La FTC indique que des escrocs utilisent des écrans ressemblant à des CAPTCHA pour inciter les victimes à exécuter des commandes qui installent des malwares dissimulés. Une fois le logiciel malveillant en place, les criminels peuvent voler des identifiants de messagerie et des informations liées à la banque mobile.

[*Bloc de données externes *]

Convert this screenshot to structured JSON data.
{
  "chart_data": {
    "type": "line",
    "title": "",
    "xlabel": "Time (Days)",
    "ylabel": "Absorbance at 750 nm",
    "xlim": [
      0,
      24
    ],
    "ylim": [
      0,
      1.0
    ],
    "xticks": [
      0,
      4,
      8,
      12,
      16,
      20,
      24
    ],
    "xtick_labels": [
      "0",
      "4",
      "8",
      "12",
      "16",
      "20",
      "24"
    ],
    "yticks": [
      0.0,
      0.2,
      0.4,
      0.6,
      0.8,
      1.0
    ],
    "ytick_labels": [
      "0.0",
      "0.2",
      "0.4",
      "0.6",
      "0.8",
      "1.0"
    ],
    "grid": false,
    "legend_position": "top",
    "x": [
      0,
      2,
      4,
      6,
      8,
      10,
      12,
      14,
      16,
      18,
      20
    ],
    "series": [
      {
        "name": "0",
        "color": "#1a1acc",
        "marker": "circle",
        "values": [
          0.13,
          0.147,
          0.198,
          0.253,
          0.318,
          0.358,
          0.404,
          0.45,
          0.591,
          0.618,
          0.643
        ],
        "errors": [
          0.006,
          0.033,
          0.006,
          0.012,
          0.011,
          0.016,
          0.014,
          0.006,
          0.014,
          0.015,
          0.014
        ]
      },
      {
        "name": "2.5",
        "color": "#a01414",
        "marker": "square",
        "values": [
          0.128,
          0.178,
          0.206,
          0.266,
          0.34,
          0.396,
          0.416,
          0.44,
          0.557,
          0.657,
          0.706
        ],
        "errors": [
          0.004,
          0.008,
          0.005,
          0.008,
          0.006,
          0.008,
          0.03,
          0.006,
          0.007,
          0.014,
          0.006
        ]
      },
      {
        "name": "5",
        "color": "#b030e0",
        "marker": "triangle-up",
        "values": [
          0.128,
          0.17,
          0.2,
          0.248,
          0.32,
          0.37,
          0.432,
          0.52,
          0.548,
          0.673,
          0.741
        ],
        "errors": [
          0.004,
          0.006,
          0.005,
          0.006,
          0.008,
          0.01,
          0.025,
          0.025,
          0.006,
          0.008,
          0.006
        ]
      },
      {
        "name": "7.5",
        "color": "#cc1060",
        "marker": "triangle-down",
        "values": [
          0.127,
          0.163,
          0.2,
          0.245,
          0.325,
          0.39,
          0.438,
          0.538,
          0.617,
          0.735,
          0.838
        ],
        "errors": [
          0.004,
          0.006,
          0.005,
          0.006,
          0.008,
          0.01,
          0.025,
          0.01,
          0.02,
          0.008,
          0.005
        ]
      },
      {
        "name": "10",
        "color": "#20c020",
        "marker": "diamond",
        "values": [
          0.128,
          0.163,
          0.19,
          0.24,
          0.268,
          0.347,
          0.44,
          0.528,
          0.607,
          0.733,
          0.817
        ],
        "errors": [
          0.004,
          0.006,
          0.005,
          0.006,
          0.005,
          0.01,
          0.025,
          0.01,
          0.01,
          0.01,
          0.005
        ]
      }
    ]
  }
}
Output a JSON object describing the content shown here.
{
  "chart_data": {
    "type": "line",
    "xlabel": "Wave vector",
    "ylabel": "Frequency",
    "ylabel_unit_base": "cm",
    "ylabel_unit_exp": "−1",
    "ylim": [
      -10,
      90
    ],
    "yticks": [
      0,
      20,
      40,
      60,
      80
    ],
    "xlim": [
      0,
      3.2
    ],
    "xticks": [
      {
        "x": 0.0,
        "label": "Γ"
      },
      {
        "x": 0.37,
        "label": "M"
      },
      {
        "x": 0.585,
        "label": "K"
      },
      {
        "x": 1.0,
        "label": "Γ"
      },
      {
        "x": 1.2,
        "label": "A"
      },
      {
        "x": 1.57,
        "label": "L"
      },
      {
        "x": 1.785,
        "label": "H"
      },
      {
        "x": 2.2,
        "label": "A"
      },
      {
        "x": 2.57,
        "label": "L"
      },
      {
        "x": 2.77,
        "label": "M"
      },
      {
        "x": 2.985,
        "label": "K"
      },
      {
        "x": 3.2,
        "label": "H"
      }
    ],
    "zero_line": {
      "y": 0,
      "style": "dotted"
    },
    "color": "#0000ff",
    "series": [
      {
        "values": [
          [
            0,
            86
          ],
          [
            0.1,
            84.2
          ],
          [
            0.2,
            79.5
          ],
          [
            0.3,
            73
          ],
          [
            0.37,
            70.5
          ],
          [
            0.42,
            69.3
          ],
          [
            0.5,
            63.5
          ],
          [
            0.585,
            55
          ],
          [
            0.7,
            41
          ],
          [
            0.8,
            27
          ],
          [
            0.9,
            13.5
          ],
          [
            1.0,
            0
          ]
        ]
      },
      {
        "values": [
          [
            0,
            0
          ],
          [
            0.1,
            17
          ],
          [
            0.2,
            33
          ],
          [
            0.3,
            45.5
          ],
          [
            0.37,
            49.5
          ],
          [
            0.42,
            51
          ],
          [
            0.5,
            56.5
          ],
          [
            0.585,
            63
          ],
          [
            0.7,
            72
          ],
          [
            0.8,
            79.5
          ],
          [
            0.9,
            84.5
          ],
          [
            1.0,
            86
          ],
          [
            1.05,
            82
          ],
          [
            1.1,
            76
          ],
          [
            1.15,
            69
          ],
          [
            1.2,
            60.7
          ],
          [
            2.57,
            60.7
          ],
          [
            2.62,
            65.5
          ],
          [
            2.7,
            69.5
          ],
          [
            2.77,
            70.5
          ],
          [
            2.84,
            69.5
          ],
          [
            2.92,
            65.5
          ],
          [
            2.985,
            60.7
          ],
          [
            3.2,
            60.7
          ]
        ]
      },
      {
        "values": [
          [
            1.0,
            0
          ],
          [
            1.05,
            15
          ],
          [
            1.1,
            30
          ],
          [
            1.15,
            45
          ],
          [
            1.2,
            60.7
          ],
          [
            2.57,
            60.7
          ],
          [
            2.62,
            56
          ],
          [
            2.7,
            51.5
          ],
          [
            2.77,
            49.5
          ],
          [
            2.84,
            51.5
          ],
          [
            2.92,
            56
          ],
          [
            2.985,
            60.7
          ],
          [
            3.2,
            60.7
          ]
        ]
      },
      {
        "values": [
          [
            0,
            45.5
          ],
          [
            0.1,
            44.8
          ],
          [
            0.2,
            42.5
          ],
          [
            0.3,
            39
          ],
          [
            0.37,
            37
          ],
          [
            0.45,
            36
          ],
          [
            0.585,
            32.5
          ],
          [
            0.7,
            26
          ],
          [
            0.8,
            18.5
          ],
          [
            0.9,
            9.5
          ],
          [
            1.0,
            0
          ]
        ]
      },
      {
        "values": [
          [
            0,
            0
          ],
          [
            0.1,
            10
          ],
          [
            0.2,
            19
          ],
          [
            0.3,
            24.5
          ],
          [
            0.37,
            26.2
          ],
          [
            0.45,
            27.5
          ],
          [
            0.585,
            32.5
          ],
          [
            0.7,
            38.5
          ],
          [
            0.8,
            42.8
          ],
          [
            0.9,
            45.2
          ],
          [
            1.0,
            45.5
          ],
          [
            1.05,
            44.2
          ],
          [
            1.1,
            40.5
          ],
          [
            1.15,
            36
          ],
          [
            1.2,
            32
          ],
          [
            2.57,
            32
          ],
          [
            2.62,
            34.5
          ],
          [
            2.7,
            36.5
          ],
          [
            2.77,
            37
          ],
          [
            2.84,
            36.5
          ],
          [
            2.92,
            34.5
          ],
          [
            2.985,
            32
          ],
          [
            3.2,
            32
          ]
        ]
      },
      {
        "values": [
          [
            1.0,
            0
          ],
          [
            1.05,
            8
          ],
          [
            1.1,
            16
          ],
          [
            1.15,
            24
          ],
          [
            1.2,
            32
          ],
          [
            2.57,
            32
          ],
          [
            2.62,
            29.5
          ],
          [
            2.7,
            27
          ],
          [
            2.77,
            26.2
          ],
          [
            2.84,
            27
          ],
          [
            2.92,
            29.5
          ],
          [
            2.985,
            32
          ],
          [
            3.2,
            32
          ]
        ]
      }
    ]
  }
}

La FTC met en garde contre une hausse des fraudes qui recourent à de fausses fenêtres « CAPTCHA/vérification de sécurité » pour pousser les personnes à compromettre leurs appareils. Au lieu d’effectuer un contrôle anti-bot légitime, les messages invitent les victimes à réaliser des actions qui paraissent courantes—comme approuver des commandes de l’appareil ou suivre des étapes présentées comme indispensables pour « confirmer » leur identité. En réalité, selon la FTC, cette procédure peut installer un logiciel malveillant capable de rester caché tout en donnant aux attaquants l’accès à des comptes sensibles. Après l’installation, les criminels peuvent récupérer les identifiants utilisés pour se connecter à la messagerie, puis se tourner vers des cibles plus lucratives, notamment la banque mobile. L’objectif est de limiter les suspicions : les écrans de type CAPTCHA sont familiers à beaucoup d’utilisateurs, et l’urgence suggérée par le terme « vérification » peut pousser à agir rapidement plutôt qu’à interrompre et vérifier la légitimité de l’invite. La FTC rappelle que les défis CAPTCHA ne doivent pas exiger le téléchargement de logiciels ni l’exécution de commandes sur l’appareil. Les utilisateurs doivent donc se méfier des pop-up qui s’écartent du comportement attendu d’un CAPTCHA et considérer toute allégation de « vérification de sécurité »—en particulier celles liées à la collecte d’identifiants ou au contrôle de l’appareil—comme un signal potentiel d’arnaque.